En Lapa, el barrio bohemio, la samba se escurría por las rendijas de las puertas, y las risas se confundían con el entrechocar de las botellas. En el Jardim Botânico, los flamboyanes se abrían como si se tratara de un incendio vegetal, y los monos saltaban sobre las cabezas distraídas de los paseantes. Cualquier cosa parecía diferente y rendida a la belleza, los tranvías amarillos de Santa Teresa, los cerros verdes, las playas curvas y el Cristo abrazándolo todo. También aquello que en la postal luminosa resulta menos edificante: la favela. Distinta a cualquier ciudad, Río es una de las pocas urbes del mundo donde los ricos viven abajo y los pobres en las alturas. Descienden de ellas a diario para prestar servicio en los barrios acomodados del sur. Cuando la luz se va apagando, vuelven a subir.

Por las tardes, decía, a los pies del Pão de Açúcar, el sol se derramaba de forma líquida sobre la bahía y uno llegaba a comprender entonces cómo en medio de la felicidad podía brillar también la tristeza. Bajo una capa de esplendor, Río libraba su pulso de melancolía. Era la saudade, esa palabra intraducible que los brasileños llevan como una marca de agua. Saudade de lo que se tuvo y perdió, y de lo que nunca se alcanzará. Está en las canciones de Jobim, en los cuadros de Tarsila do Amaral y en las noches interminables de los bares de Leme. Está también en la feijoada del sábado, cuando el último plato se enfría y alguien comienza a rasguear las cuerdas de una guitarra.

La feijoada, siendo un plato de alubias y emblema nacional brasileño, pudiera parecer a simple vista bastante más prosaico de lo que el tono de esta crónica encendida venía destilando hasta ahora. Pues no. Llegaban los sábados, y el aire se llenaba de humo y risas. Las ollas hervían con frijoles negros, carne seca, chorizo, costillas, gallina, panceta, linguiça y pé de porco. El guiso burbujeaba durante horas, como si quisiera atrapar dentro el ritmo de la semana.
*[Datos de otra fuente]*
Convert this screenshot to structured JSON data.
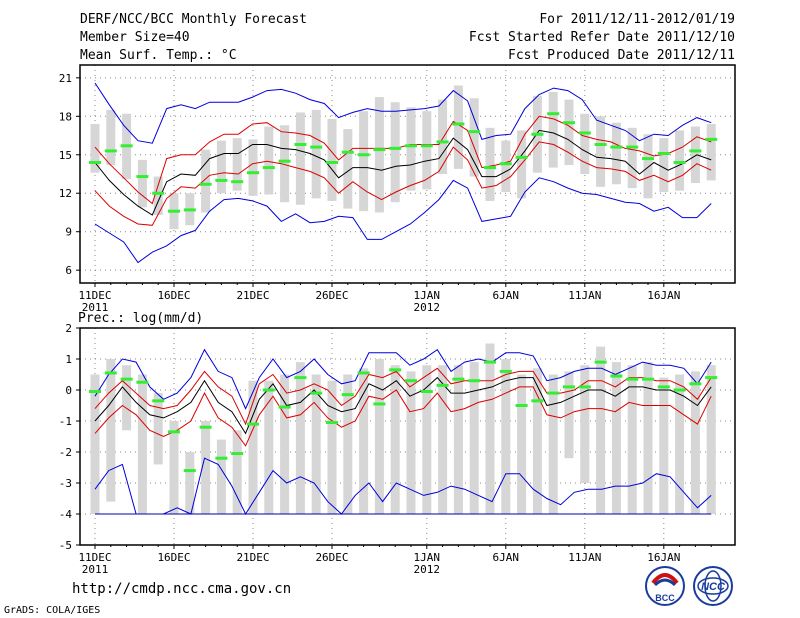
{
  "header": {
    "title": "DERF/NCC/BCC Monthly Forecast",
    "member_size": "Member Size=40",
    "variable": "Mean Surf. Temp.: °C",
    "period": "For 2011/12/11-2012/01/19",
    "started": "Fcst Started Refer Date 2011/12/10",
    "produced": "Fcst Produced Date 2011/12/11"
  },
  "footer": {
    "url": "http://cmdp.ncc.cma.gov.cn",
    "grads": "GrADS: COLA/IGES",
    "logo_bcc": "BCC",
    "logo_ncc": "NCC"
  },
  "x_ticks": [
    "11DEC",
    "16DEC",
    "21DEC",
    "26DEC",
    "1JAN",
    "6JAN",
    "11JAN",
    "16JAN"
  ],
  "x_tick_years": [
    "2011",
    "",
    "",
    "",
    "2012",
    "",
    "",
    ""
  ],
  "colors": {
    "envelope": "#0000dd",
    "spread": "#dd0000",
    "mean": "#000000",
    "box": "#d6d6d6",
    "median": "#33ee33"
  },
  "chart_data": [
    {
      "type": "line",
      "title": "Mean Surf. Temp.: °C",
      "ylim": [
        5,
        22
      ],
      "yticks": [
        6,
        9,
        12,
        15,
        18,
        21
      ],
      "days": 40,
      "series": [
        {
          "name": "max",
          "values": [
            20.6,
            18.9,
            17.3,
            16.1,
            15.9,
            18.6,
            18.9,
            18.6,
            19.1,
            19.1,
            19.1,
            19.5,
            20.0,
            20.1,
            19.8,
            19.3,
            19.0,
            17.9,
            18.3,
            18.6,
            18.4,
            18.4,
            18.5,
            18.6,
            18.8,
            20.0,
            19.2,
            16.2,
            16.5,
            16.6,
            18.6,
            19.7,
            20.2,
            20.0,
            19.3,
            17.7,
            17.3,
            16.9,
            16.1,
            16.6,
            16.5,
            17.3,
            17.9,
            17.5
          ]
        },
        {
          "name": "upper",
          "values": [
            15.6,
            14.3,
            13.2,
            12.1,
            11.2,
            14.7,
            15.0,
            15.0,
            16.0,
            16.6,
            16.6,
            17.4,
            17.5,
            16.8,
            16.7,
            16.5,
            15.9,
            14.6,
            15.5,
            15.5,
            15.5,
            15.5,
            15.8,
            15.8,
            15.8,
            17.6,
            16.9,
            14.0,
            14.2,
            14.5,
            16.6,
            18.0,
            17.8,
            17.3,
            16.5,
            16.2,
            16.0,
            15.5,
            15.3,
            14.9,
            15.1,
            15.6,
            16.4,
            16.0
          ]
        },
        {
          "name": "mean",
          "values": [
            14.4,
            13.0,
            11.9,
            11.0,
            10.3,
            12.9,
            13.5,
            13.4,
            14.7,
            15.1,
            15.1,
            15.8,
            15.8,
            15.5,
            15.4,
            15.1,
            14.6,
            13.2,
            14.0,
            14.0,
            13.8,
            14.1,
            14.2,
            14.5,
            14.7,
            16.3,
            15.4,
            13.3,
            13.3,
            13.9,
            15.3,
            16.9,
            16.7,
            16.2,
            15.4,
            14.8,
            14.7,
            14.5,
            13.5,
            14.4,
            13.8,
            14.3,
            15.0,
            14.6
          ]
        },
        {
          "name": "lower",
          "values": [
            12.2,
            11.0,
            10.2,
            9.6,
            9.5,
            11.6,
            12.5,
            12.4,
            13.4,
            13.6,
            13.5,
            14.3,
            14.5,
            14.3,
            14.0,
            13.7,
            13.2,
            12.0,
            12.9,
            12.1,
            11.5,
            12.1,
            12.6,
            13.0,
            13.7,
            15.6,
            14.6,
            12.4,
            12.6,
            13.3,
            14.6,
            16.0,
            15.8,
            15.2,
            14.5,
            14.0,
            13.9,
            13.7,
            13.0,
            13.4,
            12.9,
            13.4,
            14.3,
            13.8
          ]
        },
        {
          "name": "min",
          "values": [
            9.6,
            8.9,
            8.2,
            6.6,
            7.4,
            7.9,
            8.7,
            9.1,
            10.6,
            11.5,
            11.6,
            11.4,
            11.0,
            9.8,
            10.4,
            9.7,
            9.8,
            10.2,
            10.1,
            8.4,
            8.4,
            9.0,
            9.6,
            10.5,
            11.5,
            13.0,
            12.4,
            9.8,
            10.0,
            10.2,
            12.1,
            13.2,
            12.9,
            12.4,
            12.0,
            11.9,
            11.6,
            11.3,
            11.2,
            10.6,
            10.9,
            10.1,
            10.1,
            11.2
          ]
        }
      ],
      "boxes": [
        {
          "lo": 13.6,
          "hi": 17.4,
          "median": 14.4
        },
        {
          "lo": 14.2,
          "hi": 18.5,
          "median": 15.3
        },
        {
          "lo": 13.1,
          "hi": 18.2,
          "median": 15.7
        },
        {
          "lo": 10.9,
          "hi": 14.6,
          "median": 13.3
        },
        {
          "lo": 10.3,
          "hi": 13.3,
          "median": 12.0
        },
        {
          "lo": 9.2,
          "hi": 12.0,
          "median": 10.6
        },
        {
          "lo": 9.5,
          "hi": 12.0,
          "median": 10.7
        },
        {
          "lo": 10.5,
          "hi": 15.4,
          "median": 12.7
        },
        {
          "lo": 12.0,
          "hi": 16.1,
          "median": 13.0
        },
        {
          "lo": 12.2,
          "hi": 16.3,
          "median": 12.9
        },
        {
          "lo": 11.8,
          "hi": 16.2,
          "median": 13.6
        },
        {
          "lo": 11.9,
          "hi": 17.2,
          "median": 14.0
        },
        {
          "lo": 11.3,
          "hi": 17.3,
          "median": 14.5
        },
        {
          "lo": 11.1,
          "hi": 18.3,
          "median": 15.8
        },
        {
          "lo": 11.6,
          "hi": 18.5,
          "median": 15.6
        },
        {
          "lo": 11.4,
          "hi": 17.8,
          "median": 14.4
        },
        {
          "lo": 10.8,
          "hi": 17.0,
          "median": 15.2
        },
        {
          "lo": 10.6,
          "hi": 18.4,
          "median": 15.0
        },
        {
          "lo": 10.5,
          "hi": 19.5,
          "median": 15.4
        },
        {
          "lo": 11.3,
          "hi": 19.1,
          "median": 15.5
        },
        {
          "lo": 12.2,
          "hi": 18.7,
          "median": 15.7
        },
        {
          "lo": 12.3,
          "hi": 18.4,
          "median": 15.7
        },
        {
          "lo": 13.5,
          "hi": 19.3,
          "median": 16.0
        },
        {
          "lo": 13.9,
          "hi": 20.4,
          "median": 17.4
        },
        {
          "lo": 13.3,
          "hi": 19.4,
          "median": 16.8
        },
        {
          "lo": 11.4,
          "hi": 17.1,
          "median": 14.0
        },
        {
          "lo": 12.1,
          "hi": 16.1,
          "median": 14.3
        },
        {
          "lo": 11.6,
          "hi": 16.9,
          "median": 14.8
        },
        {
          "lo": 13.6,
          "hi": 19.6,
          "median": 16.6
        },
        {
          "lo": 14.0,
          "hi": 19.9,
          "median": 18.2
        },
        {
          "lo": 14.2,
          "hi": 19.3,
          "median": 17.5
        },
        {
          "lo": 13.5,
          "hi": 18.2,
          "median": 16.7
        },
        {
          "lo": 12.5,
          "hi": 18.0,
          "median": 15.8
        },
        {
          "lo": 12.7,
          "hi": 17.5,
          "median": 15.6
        },
        {
          "lo": 12.4,
          "hi": 17.1,
          "median": 15.6
        },
        {
          "lo": 11.6,
          "hi": 16.6,
          "median": 14.7
        },
        {
          "lo": 12.1,
          "hi": 16.3,
          "median": 15.1
        },
        {
          "lo": 12.2,
          "hi": 16.9,
          "median": 14.4
        },
        {
          "lo": 12.8,
          "hi": 17.2,
          "median": 15.3
        },
        {
          "lo": 13.0,
          "hi": 17.4,
          "median": 16.2
        }
      ]
    },
    {
      "type": "line",
      "title": "Prec.: log(mm/d)",
      "ylim": [
        -5,
        2
      ],
      "yticks": [
        -5,
        -4,
        -3,
        -2,
        -1,
        0,
        1,
        2
      ],
      "days": 40,
      "series": [
        {
          "name": "max",
          "values": [
            -0.2,
            0.5,
            1.0,
            0.9,
            0.1,
            -0.3,
            -0.1,
            0.4,
            1.3,
            0.6,
            0.4,
            -0.6,
            0.4,
            1.0,
            0.4,
            0.6,
            1.0,
            0.5,
            0.2,
            0.3,
            1.2,
            1.2,
            1.2,
            0.8,
            1.0,
            1.3,
            0.6,
            0.9,
            1.0,
            0.9,
            1.2,
            1.2,
            1.1,
            0.3,
            0.4,
            0.6,
            0.7,
            0.7,
            0.5,
            0.7,
            0.9,
            0.8,
            0.8,
            0.7,
            0.2,
            0.9
          ]
        },
        {
          "name": "upper",
          "values": [
            -0.6,
            -0.1,
            0.3,
            -0.1,
            -0.5,
            -0.6,
            -0.5,
            0.0,
            0.6,
            0.1,
            -0.2,
            -1.1,
            0.2,
            0.5,
            -0.1,
            0.0,
            0.2,
            0.0,
            -0.5,
            -0.2,
            0.5,
            0.4,
            0.6,
            0.1,
            0.4,
            0.7,
            0.2,
            0.3,
            0.3,
            0.3,
            0.5,
            0.6,
            0.6,
            -0.1,
            -0.1,
            0.0,
            0.3,
            0.3,
            0.1,
            0.4,
            0.4,
            0.3,
            0.3,
            0.1,
            -0.3,
            0.4
          ]
        },
        {
          "name": "mean",
          "values": [
            -1.0,
            -0.5,
            0.1,
            -0.4,
            -0.8,
            -0.9,
            -0.7,
            -0.4,
            0.3,
            -0.4,
            -0.7,
            -1.4,
            -0.3,
            0.2,
            -0.5,
            -0.4,
            0.0,
            -0.5,
            -0.7,
            -0.6,
            0.2,
            0.0,
            0.3,
            -0.2,
            0.0,
            0.4,
            -0.1,
            -0.1,
            0.0,
            0.1,
            0.3,
            0.4,
            0.4,
            -0.5,
            -0.4,
            -0.2,
            0.0,
            0.0,
            -0.2,
            0.1,
            0.1,
            0.0,
            0.0,
            -0.2,
            -0.5,
            0.1
          ]
        },
        {
          "name": "lower",
          "values": [
            -1.4,
            -0.9,
            -0.5,
            -0.8,
            -1.3,
            -1.5,
            -1.3,
            -1.0,
            -0.1,
            -0.9,
            -1.2,
            -1.8,
            -0.8,
            -0.2,
            -0.9,
            -0.8,
            -0.4,
            -0.9,
            -1.2,
            -1.0,
            -0.2,
            -0.3,
            0.0,
            -0.7,
            -0.6,
            -0.1,
            -0.7,
            -0.6,
            -0.4,
            -0.3,
            -0.1,
            0.1,
            0.1,
            -0.8,
            -0.9,
            -0.7,
            -0.6,
            -0.6,
            -0.7,
            -0.4,
            -0.5,
            -0.5,
            -0.5,
            -0.8,
            -1.1,
            -0.2
          ]
        },
        {
          "name": "min",
          "values": [
            -3.2,
            -2.6,
            -2.4,
            -4.0,
            -4.0,
            -4.0,
            -3.8,
            -4.0,
            -2.2,
            -2.4,
            -3.1,
            -4.0,
            -3.3,
            -2.6,
            -3.0,
            -2.8,
            -3.0,
            -3.6,
            -4.0,
            -3.4,
            -3.0,
            -3.6,
            -3.0,
            -3.2,
            -3.4,
            -3.3,
            -3.1,
            -3.2,
            -3.4,
            -3.6,
            -2.7,
            -2.7,
            -3.2,
            -3.5,
            -3.7,
            -3.3,
            -3.2,
            -3.2,
            -3.1,
            -3.1,
            -3.0,
            -2.7,
            -2.8,
            -3.3,
            -3.8,
            -3.4
          ]
        }
      ],
      "boxes": [
        {
          "lo": -4.0,
          "hi": 0.5,
          "median": -0.05
        },
        {
          "lo": -3.6,
          "hi": 1.0,
          "median": 0.55
        },
        {
          "lo": -1.3,
          "hi": 0.8,
          "median": 0.35
        },
        {
          "lo": -4.0,
          "hi": 0.5,
          "median": 0.25
        },
        {
          "lo": -2.4,
          "hi": -0.1,
          "median": -0.35
        },
        {
          "lo": -4.0,
          "hi": -1.0,
          "median": -1.35
        },
        {
          "lo": -4.0,
          "hi": -2.0,
          "median": -2.6
        },
        {
          "lo": -4.0,
          "hi": -1.0,
          "median": -1.2
        },
        {
          "lo": -4.0,
          "hi": -1.6,
          "median": -2.2
        },
        {
          "lo": -4.0,
          "hi": -1.3,
          "median": -2.05
        },
        {
          "lo": -4.0,
          "hi": 0.3,
          "median": -1.1
        },
        {
          "lo": -4.0,
          "hi": 0.3,
          "median": 0.0
        },
        {
          "lo": -4.0,
          "hi": 0.5,
          "median": -0.55
        },
        {
          "lo": -4.0,
          "hi": 0.9,
          "median": 0.4
        },
        {
          "lo": -4.0,
          "hi": 0.5,
          "median": -0.1
        },
        {
          "lo": -4.0,
          "hi": 0.3,
          "median": -1.05
        },
        {
          "lo": -4.0,
          "hi": 0.5,
          "median": -0.15
        },
        {
          "lo": -4.0,
          "hi": 0.7,
          "median": 0.55
        },
        {
          "lo": -4.0,
          "hi": 1.0,
          "median": -0.45
        },
        {
          "lo": -4.0,
          "hi": 0.8,
          "median": 0.65
        },
        {
          "lo": -4.0,
          "hi": 0.6,
          "median": 0.3
        },
        {
          "lo": -4.0,
          "hi": 0.8,
          "median": -0.05
        },
        {
          "lo": -4.0,
          "hi": 0.8,
          "median": 0.15
        },
        {
          "lo": -4.0,
          "hi": 0.8,
          "median": 0.35
        },
        {
          "lo": -4.0,
          "hi": 0.9,
          "median": 0.3
        },
        {
          "lo": -4.0,
          "hi": 1.5,
          "median": 0.9
        },
        {
          "lo": -4.0,
          "hi": 1.0,
          "median": 0.6
        },
        {
          "lo": -4.0,
          "hi": 0.5,
          "median": -0.5
        },
        {
          "lo": -4.0,
          "hi": 0.7,
          "median": -0.35
        },
        {
          "lo": -4.0,
          "hi": 0.5,
          "median": -0.1
        },
        {
          "lo": -2.2,
          "hi": 0.6,
          "median": 0.1
        },
        {
          "lo": -3.0,
          "hi": 0.8,
          "median": 0.1
        },
        {
          "lo": -4.0,
          "hi": 1.4,
          "median": 0.9
        },
        {
          "lo": -4.0,
          "hi": 0.9,
          "median": 0.45
        },
        {
          "lo": -4.0,
          "hi": 0.8,
          "median": 0.35
        },
        {
          "lo": -4.0,
          "hi": 0.9,
          "median": 0.35
        },
        {
          "lo": -4.0,
          "hi": 0.4,
          "median": 0.1
        },
        {
          "lo": -4.0,
          "hi": 0.5,
          "median": 0.0
        },
        {
          "lo": -4.0,
          "hi": 0.6,
          "median": 0.2
        },
        {
          "lo": -4.0,
          "hi": 0.8,
          "median": 0.4
        }
      ]
    }
  ]
}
Después era el momento del arroz blanco, la farofa tostada (harina de mandioca bañada en mantequilla y frita en la sartén), las rodajas de naranja, y, finalmente, el silencio agradecido de los comensales, ese instante en que la felicidad no necesita explicación. La feijoada de los sábados se convertía en el corazón de la ciudad. Cada cucharada tenía algo de historia y de revancha; estaban el recuerdo de los esclavos que mezclaban las sobras para sobrevivir, la invención de una alegría mestiza que se negó a desaparecer. Representaba además la cocina del coraje, del ingenio y de la lentitud. A finales del pasado siglo, cuando el mundo corría hacia el brillo sintético que proclamaba el siguiente milenio, Río seguía revolviendo su olla de frijoles con la paciencia de una madre. Supongo que en más de un lugar seguirá siendo así.